Rompant avec le registre des ethno-polars qui l’ont distingué, Ian Manook nous plonge cette fois dans une histoire bien franchouillarde, aux résonances autobiographiques, sur fond de délinquance en banlieue HLM dans les années 1960.
Issu comme l’auteur d’une famille arménienne établie à Meudon, dans une banlieue ouvrière qui, si blême soit-elle, s’accroche comme elle peut à tout ce qui la sépare des bidonvilles de Nanterre peuplés par la diaspora algérienne, marocaine et portugaise, Sorb ne sait que faire de sa vie et n’en fait donc pas grand-chose. Lui, l’étudiant à la Sorbonne qui fréquente une fille rebelle des beaux quartiers, qui rêve d’ascension sociale mais ne parvient pas à se dissocier de la bande de jeunes qui zone dans son quartier, est si bien en perte de repères qu’offert à toutes les influences, il est une pierre qui roule à la merci de la moindre pente.

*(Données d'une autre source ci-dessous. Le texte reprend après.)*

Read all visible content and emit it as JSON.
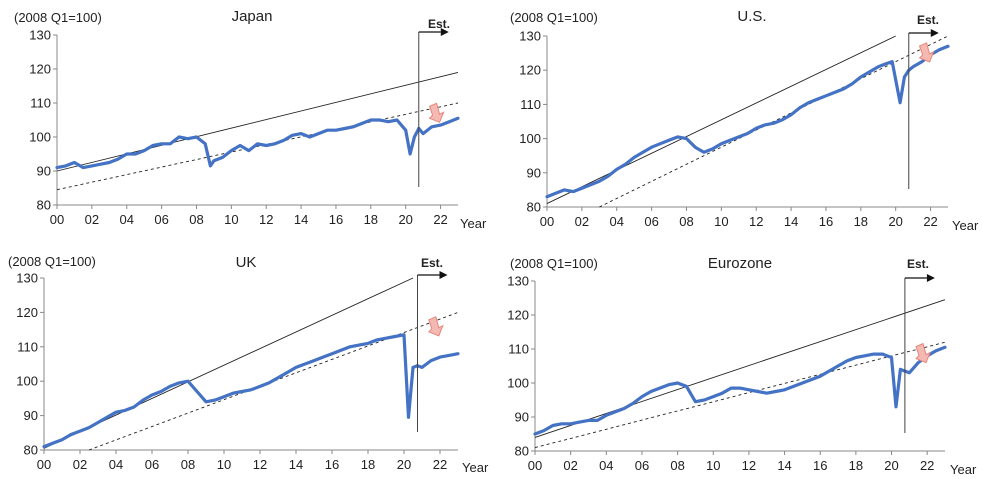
{
  "chart_data": [
    {
      "type": "line",
      "title": "Japan",
      "subtitle": "(2008 Q1=100)",
      "xlabel": "Year",
      "ylabel": "",
      "ylim": [
        80,
        130
      ],
      "yticks": [
        80,
        90,
        100,
        110,
        120,
        130
      ],
      "xlim": [
        0,
        23
      ],
      "xticks": [
        "00",
        "02",
        "04",
        "06",
        "08",
        "10",
        "12",
        "14",
        "16",
        "18",
        "20",
        "22"
      ],
      "annotation": "Est.",
      "est_start": 20.75,
      "actual_series": {
        "x": [
          0,
          0.5,
          1,
          1.5,
          2,
          2.5,
          3,
          3.5,
          4,
          4.5,
          5,
          5.5,
          6,
          6.5,
          7,
          7.5,
          8,
          8.5,
          8.8,
          9,
          9.5,
          10,
          10.5,
          11,
          11.5,
          12,
          12.5,
          13,
          13.5,
          14,
          14.5,
          15,
          15.5,
          16,
          16.5,
          17,
          17.5,
          18,
          18.5,
          19,
          19.5,
          20,
          20.25,
          20.5,
          20.75
        ],
        "y": [
          91,
          91.5,
          92.5,
          91,
          91.5,
          92,
          92.5,
          93.5,
          95,
          95,
          96,
          97.5,
          98,
          98,
          100,
          99.5,
          100,
          98,
          91.5,
          93,
          94,
          96,
          97.5,
          96,
          98,
          97.5,
          98,
          99,
          100.5,
          101,
          100,
          101,
          102,
          102,
          102.5,
          103,
          104,
          105,
          105,
          104.5,
          105,
          102,
          95,
          100,
          102.5
        ]
      },
      "projection_series": {
        "x": [
          20.75,
          21,
          21.5,
          22,
          22.5,
          23
        ],
        "y": [
          102.5,
          101,
          103,
          103.5,
          104.5,
          105.5
        ]
      },
      "trend_pre2008": {
        "x": [
          0,
          23
        ],
        "y": [
          90,
          119
        ]
      },
      "trend_post2008": {
        "x": [
          0,
          23
        ],
        "y": [
          84.5,
          110
        ]
      }
    },
    {
      "type": "line",
      "title": "U.S.",
      "subtitle": "(2008 Q1=100)",
      "xlabel": "Year",
      "ylabel": "",
      "ylim": [
        80,
        130
      ],
      "yticks": [
        80,
        90,
        100,
        110,
        120,
        130
      ],
      "xlim": [
        0,
        23
      ],
      "xticks": [
        "00",
        "02",
        "04",
        "06",
        "08",
        "10",
        "12",
        "14",
        "16",
        "18",
        "20",
        "22"
      ],
      "annotation": "Est.",
      "est_start": 20.75,
      "actual_series": {
        "x": [
          0,
          0.5,
          1,
          1.5,
          2,
          2.5,
          3,
          3.5,
          4,
          4.5,
          5,
          5.5,
          6,
          6.5,
          7,
          7.5,
          8,
          8.5,
          9,
          9.5,
          10,
          10.5,
          11,
          11.5,
          12,
          12.5,
          13,
          13.5,
          14,
          14.5,
          15,
          15.5,
          16,
          16.5,
          17,
          17.5,
          18,
          18.5,
          19,
          19.5,
          19.8,
          20.25,
          20.5,
          20.75
        ],
        "y": [
          83,
          84,
          85,
          84.5,
          85.5,
          86.5,
          87.5,
          89,
          91,
          92.5,
          94.5,
          96,
          97.5,
          98.5,
          99.5,
          100.5,
          100,
          97.5,
          96,
          97,
          98.5,
          99.5,
          100.5,
          101.5,
          103,
          104,
          104.5,
          105.5,
          107,
          109,
          110.5,
          111.5,
          112.5,
          113.5,
          114.5,
          116,
          118,
          119.5,
          121,
          122,
          122.5,
          110.5,
          118,
          120
        ]
      },
      "projection_series": {
        "x": [
          20.75,
          21,
          21.5,
          22,
          22.5,
          23
        ],
        "y": [
          120,
          121,
          122.5,
          124.5,
          126,
          127
        ]
      },
      "trend_pre2008": {
        "x": [
          0,
          20
        ],
        "y": [
          81,
          130
        ]
      },
      "trend_post2008": {
        "x": [
          3,
          23
        ],
        "y": [
          80,
          130
        ]
      }
    },
    {
      "type": "line",
      "title": "UK",
      "subtitle": "(2008 Q1=100)",
      "xlabel": "Year",
      "ylabel": "",
      "ylim": [
        80,
        130
      ],
      "yticks": [
        80,
        90,
        100,
        110,
        120,
        130
      ],
      "xlim": [
        0,
        23
      ],
      "xticks": [
        "00",
        "02",
        "04",
        "06",
        "08",
        "10",
        "12",
        "14",
        "16",
        "18",
        "20",
        "22"
      ],
      "annotation": "Est.",
      "est_start": 20.75,
      "actual_series": {
        "x": [
          0,
          0.5,
          1,
          1.5,
          2,
          2.5,
          3,
          3.5,
          4,
          4.5,
          5,
          5.5,
          6,
          6.5,
          7,
          7.5,
          8,
          8.5,
          9,
          9.5,
          10,
          10.5,
          11,
          11.5,
          12,
          12.5,
          13,
          13.5,
          14,
          14.5,
          15,
          15.5,
          16,
          16.5,
          17,
          17.5,
          18,
          18.5,
          19,
          19.5,
          20,
          20.25,
          20.5,
          20.75
        ],
        "y": [
          81,
          82,
          83,
          84.5,
          85.5,
          86.5,
          88,
          89.5,
          91,
          91.5,
          92.5,
          94.5,
          96,
          97,
          98.5,
          99.5,
          100,
          97,
          94,
          94.5,
          95.5,
          96.5,
          97,
          97.5,
          98.5,
          99.5,
          101,
          102.5,
          104,
          105,
          106,
          107,
          108,
          109,
          110,
          110.5,
          111,
          112,
          112.5,
          113,
          113.5,
          89.5,
          104,
          104.5
        ]
      },
      "projection_series": {
        "x": [
          20.75,
          21,
          21.5,
          22,
          22.5,
          23
        ],
        "y": [
          104.5,
          104,
          106,
          107,
          107.5,
          108
        ]
      },
      "trend_pre2008": {
        "x": [
          0,
          20.5
        ],
        "y": [
          80.5,
          130
        ]
      },
      "trend_post2008": {
        "x": [
          2.5,
          23
        ],
        "y": [
          80,
          120
        ]
      }
    },
    {
      "type": "line",
      "title": "Eurozone",
      "subtitle": "(2008 Q1=100)",
      "xlabel": "Year",
      "ylabel": "",
      "ylim": [
        80,
        130
      ],
      "yticks": [
        80,
        90,
        100,
        110,
        120,
        130
      ],
      "xlim": [
        0,
        23
      ],
      "xticks": [
        "00",
        "02",
        "04",
        "06",
        "08",
        "10",
        "12",
        "14",
        "16",
        "18",
        "20",
        "22"
      ],
      "annotation": "Est.",
      "est_start": 20.75,
      "actual_series": {
        "x": [
          0,
          0.5,
          1,
          1.5,
          2,
          2.5,
          3,
          3.5,
          4,
          4.5,
          5,
          5.5,
          6,
          6.5,
          7,
          7.5,
          8,
          8.5,
          9,
          9.5,
          10,
          10.5,
          11,
          11.5,
          12,
          12.5,
          13,
          13.5,
          14,
          14.5,
          15,
          15.5,
          16,
          16.5,
          17,
          17.5,
          18,
          18.5,
          19,
          19.5,
          20,
          20.25,
          20.5,
          20.75
        ],
        "y": [
          85,
          86,
          87.5,
          88,
          88,
          88.5,
          89,
          89,
          90.5,
          91.5,
          92.5,
          94,
          96,
          97.5,
          98.5,
          99.5,
          100,
          99,
          94.5,
          95,
          96,
          97,
          98.5,
          98.5,
          98,
          97.5,
          97,
          97.5,
          98,
          99,
          100,
          101,
          102,
          103.5,
          105,
          106.5,
          107.5,
          108,
          108.5,
          108.5,
          107.5,
          93,
          104,
          103.5
        ]
      },
      "projection_series": {
        "x": [
          20.75,
          21,
          21.5,
          22,
          22.5,
          23
        ],
        "y": [
          103.5,
          103,
          106,
          108,
          109.5,
          110.5
        ]
      },
      "trend_pre2008": {
        "x": [
          0,
          23
        ],
        "y": [
          84,
          124.5
        ]
      },
      "trend_post2008": {
        "x": [
          0,
          23
        ],
        "y": [
          81,
          112
        ]
      }
    }
  ]
}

Tout bascule lorsque, par accident, l’un des garçons cause la mort d’une femme et entraîne toute la bande dans une spirale descendante. Entré dans le récit par la découverte du cadavre et par l’ouverture d’une enquête par un commissaire à la Audiard, l’on aurait tort de se croire embarqué dans ce qui ne serait qu’un polar aux accents argotiques des années 1960. La véritable chair du roman est son ambiance directement condensée à partir du vécu de l’auteur, pour une restitution plus vraie que nature d’un temps où la stratification sociale ne laissait guère d'espoir d’échapper à son milieu.
Pendant que les filles de bourgeois, si indociles soient-elles, ont toutes les chances de finir par se soumettre au mariage de raison arrangé par leurs parents, les enfants de prolétaires sont une minorité à oser rêver de s’arracher à la grisaille de leurs quartiers, soit comme Sorb par le biais d’études supérieures, soit comme son ami Figos, engagé comme mercenaire en Afrique. Sinon, l’on s’échine de père en fils à Billancourt, entre ennui et soulagement d’échapper à pis encore, lorsque, dans une France en cette année 1962 encore traumatisée par les « événements » en Algérie, les harkis s’entassent dans des camps de fortune.
Au travers d’un Sorb hésitant dangereusement sur la ligne de crête de sa vie, l’on se retrouve ainsi à traverser l’actualité française bien chaotique de 1962, entre attentats de l’OAS, ratonnades et manifestations à Paris, répression policière au métro Charonne, enfin grand référendum destiné à sauver la légitimité de de Gaulle. Et toujours, en fil rouge débouchant sur un final superbement métaphorique, le jeu du pouilleux massacreur auquel s’adonne, au propre comme au figuré, Sorb et sa bande de copains, en chute libre vers la loubardisation.
Entre polar et roman social aux accents autobiographiques, une belle occasion de se plonger dans le tumulte politique de 1962 en France, année de tous les dangers pour les jeunes personnages du livre.